2018-01-10 / Editorial

More lights

To the editor:

The Christmas decorations that the City of Roxboro puts up each year delight me. Unlike what I see in other towns, the ornaments here are different on each light pole. The variety of colors and shapes stays refreshing, and I enjoy the display through the weeks it remains.

This season, I was sorry to see a city crew removing all the lights just a few days after Christmas Day. My reaction was not unique. I heard that some of the workers themselves thought it was too early.

I can understand that there may be good reasons for the city to dismantle everything so soon. Perhaps the cost of keeping them lit is a burden, or scheduling conflicts required an early takedown. Even so, good reasons abound to argue that the city keep the display into January every year.

The disappointment people felt at seeing the lights go away so quickly suggests the simplest reason: the display is so cheerful. Sure the snowflakes and the garlands aren’t bright enough to treat the Season Affective Disorder that depresses some people every year. However, during this time of darker days and barer trees, enjoying another week to two of colors and lights could help more than a few people beat the winter blues.

Of course, there is also the plain After-Christmas blues, weeks of exciting build up followed by a deflating poof by mid-day on Dec. 25th. Why not extend some of the delight and magic a little bit longer by keeping the downtown decorations?

Now, I am not one of those people who listens to Christmas music all through the year. Further, an advertising season starting in October wearies me. However, what about the real 12 days of Christmas? In secular and Christian traditions, Christmas Day is the first day of Christmas. Even more follow, building to Old Christmas on Jan. 6, which some people still celebrate with food and fun.

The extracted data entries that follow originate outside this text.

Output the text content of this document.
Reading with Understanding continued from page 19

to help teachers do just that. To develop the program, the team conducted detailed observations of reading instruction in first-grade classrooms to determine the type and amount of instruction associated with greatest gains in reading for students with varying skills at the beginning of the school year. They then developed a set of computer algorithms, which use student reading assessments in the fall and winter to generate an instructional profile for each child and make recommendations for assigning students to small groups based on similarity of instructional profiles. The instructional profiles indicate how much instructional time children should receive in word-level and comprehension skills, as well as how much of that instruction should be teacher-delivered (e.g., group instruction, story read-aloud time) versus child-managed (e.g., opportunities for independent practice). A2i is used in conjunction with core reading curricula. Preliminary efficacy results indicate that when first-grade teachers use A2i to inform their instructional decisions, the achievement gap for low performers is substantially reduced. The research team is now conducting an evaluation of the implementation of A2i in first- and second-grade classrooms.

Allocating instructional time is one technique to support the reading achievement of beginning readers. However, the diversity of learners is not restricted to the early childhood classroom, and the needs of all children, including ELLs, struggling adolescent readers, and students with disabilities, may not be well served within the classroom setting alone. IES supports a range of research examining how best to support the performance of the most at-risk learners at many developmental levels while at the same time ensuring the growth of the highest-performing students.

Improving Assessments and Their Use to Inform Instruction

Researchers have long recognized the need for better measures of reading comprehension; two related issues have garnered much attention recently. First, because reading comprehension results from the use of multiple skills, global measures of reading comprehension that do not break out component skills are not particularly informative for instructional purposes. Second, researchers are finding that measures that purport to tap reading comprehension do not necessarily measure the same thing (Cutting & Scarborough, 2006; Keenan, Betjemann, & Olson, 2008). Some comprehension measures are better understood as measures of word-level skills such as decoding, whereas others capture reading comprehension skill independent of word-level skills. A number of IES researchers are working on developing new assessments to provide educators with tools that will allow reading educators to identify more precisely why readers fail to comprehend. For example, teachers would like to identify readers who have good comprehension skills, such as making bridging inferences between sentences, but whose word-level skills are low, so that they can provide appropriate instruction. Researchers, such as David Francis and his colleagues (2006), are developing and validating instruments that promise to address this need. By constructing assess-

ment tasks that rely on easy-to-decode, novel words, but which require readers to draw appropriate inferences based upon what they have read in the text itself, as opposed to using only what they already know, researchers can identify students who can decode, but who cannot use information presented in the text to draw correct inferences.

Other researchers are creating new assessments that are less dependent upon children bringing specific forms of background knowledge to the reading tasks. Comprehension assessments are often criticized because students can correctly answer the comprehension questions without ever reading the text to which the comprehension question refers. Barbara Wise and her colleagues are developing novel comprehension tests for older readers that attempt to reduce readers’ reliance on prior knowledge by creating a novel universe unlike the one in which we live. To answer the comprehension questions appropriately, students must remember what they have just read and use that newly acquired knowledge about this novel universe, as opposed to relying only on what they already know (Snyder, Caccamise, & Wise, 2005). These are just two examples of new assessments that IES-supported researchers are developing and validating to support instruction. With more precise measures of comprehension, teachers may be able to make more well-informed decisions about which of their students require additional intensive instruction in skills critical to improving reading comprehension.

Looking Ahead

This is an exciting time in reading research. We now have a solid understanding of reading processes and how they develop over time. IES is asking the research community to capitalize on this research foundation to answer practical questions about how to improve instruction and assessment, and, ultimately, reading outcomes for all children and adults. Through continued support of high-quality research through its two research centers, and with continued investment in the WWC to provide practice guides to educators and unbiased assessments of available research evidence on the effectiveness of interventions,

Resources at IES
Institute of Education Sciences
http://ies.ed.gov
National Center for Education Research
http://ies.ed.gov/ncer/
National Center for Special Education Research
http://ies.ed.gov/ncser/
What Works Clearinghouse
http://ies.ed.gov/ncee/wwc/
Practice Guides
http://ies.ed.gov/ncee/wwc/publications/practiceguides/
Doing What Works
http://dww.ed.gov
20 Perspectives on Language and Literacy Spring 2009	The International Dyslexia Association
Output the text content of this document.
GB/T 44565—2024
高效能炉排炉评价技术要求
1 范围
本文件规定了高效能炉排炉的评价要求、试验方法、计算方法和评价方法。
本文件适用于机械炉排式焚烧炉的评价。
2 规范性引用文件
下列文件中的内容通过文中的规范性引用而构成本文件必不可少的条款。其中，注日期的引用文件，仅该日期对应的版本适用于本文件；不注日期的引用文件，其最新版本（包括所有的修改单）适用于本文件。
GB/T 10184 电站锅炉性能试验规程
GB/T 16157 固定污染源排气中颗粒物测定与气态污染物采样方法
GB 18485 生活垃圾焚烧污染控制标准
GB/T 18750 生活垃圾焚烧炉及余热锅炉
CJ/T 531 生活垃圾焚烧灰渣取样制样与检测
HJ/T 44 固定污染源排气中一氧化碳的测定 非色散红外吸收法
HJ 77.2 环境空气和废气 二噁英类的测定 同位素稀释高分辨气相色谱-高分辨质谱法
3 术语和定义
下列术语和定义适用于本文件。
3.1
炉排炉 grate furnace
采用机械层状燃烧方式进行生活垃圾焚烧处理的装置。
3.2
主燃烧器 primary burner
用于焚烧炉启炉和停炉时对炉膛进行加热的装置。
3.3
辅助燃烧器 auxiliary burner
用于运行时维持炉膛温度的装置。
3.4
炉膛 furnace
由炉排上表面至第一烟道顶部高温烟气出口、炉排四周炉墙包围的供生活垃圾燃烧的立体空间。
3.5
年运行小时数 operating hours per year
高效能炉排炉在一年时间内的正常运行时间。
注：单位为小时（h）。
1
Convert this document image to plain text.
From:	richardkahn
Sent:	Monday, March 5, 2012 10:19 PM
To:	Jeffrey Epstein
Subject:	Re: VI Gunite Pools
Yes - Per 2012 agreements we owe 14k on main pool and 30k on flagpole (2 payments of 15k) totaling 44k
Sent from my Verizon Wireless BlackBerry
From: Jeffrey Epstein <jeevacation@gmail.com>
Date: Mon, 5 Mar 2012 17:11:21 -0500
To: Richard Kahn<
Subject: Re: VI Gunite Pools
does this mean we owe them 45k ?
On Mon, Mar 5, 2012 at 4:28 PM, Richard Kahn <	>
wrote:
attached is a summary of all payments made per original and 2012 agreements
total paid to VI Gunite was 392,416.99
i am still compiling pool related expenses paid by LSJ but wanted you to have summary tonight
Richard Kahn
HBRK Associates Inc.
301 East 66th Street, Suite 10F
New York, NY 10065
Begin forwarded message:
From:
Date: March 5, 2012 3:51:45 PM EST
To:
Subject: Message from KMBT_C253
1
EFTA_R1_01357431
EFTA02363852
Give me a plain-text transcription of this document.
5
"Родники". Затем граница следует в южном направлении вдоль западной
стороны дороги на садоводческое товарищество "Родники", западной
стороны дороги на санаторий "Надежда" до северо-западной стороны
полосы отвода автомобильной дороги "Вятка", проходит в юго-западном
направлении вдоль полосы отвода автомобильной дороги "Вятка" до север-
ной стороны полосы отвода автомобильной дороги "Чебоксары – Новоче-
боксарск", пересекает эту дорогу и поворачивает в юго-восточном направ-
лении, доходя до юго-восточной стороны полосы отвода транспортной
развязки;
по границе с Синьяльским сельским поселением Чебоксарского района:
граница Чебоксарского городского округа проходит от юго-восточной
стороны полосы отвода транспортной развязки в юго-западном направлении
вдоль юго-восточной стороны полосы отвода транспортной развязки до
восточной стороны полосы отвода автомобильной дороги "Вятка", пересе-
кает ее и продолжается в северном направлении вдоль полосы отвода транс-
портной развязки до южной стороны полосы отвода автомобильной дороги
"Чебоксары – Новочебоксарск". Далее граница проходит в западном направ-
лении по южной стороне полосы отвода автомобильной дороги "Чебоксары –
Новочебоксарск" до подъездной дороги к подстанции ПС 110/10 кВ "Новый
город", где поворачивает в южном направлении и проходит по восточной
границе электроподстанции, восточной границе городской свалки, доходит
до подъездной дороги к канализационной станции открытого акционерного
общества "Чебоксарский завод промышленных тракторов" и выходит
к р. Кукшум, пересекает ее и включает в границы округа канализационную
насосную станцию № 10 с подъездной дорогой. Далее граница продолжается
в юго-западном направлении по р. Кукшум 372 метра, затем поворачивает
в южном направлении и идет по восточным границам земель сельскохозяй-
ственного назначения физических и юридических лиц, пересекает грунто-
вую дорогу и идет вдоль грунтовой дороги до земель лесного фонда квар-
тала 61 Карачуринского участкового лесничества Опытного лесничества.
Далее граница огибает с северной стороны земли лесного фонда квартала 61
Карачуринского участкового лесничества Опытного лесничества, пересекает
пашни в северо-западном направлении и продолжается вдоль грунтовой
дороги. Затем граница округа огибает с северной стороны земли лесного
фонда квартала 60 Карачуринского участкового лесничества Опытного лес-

There lies my specific request. Could you please leave some city decorations up until the end of the first week of January?

Now, if city leaders want to go all in, here is a reason to hold off even longer. As Western Christmas winds down, Russian and Greek Orthodox, as well as Middle Eastern Christians begin Christmas Day on Jan. 7, also day one of 12.

This tradition is closer to our city than you might think. In my high school math class a couple of years ago, on Jan. 6th, a girl handed me a small box of homemade decorated cookies. Familiar with how her family had arrived in Roxboro from Egypt that year fleeing Coptic Christians, I greet her present with a warm “Merry Christmas.” Naturally, she was absent the next day to participate in her family’s celebration.

What do you think? A second 12 Days of Christmas? And Roxboro City holiday lights until Jan. 19th?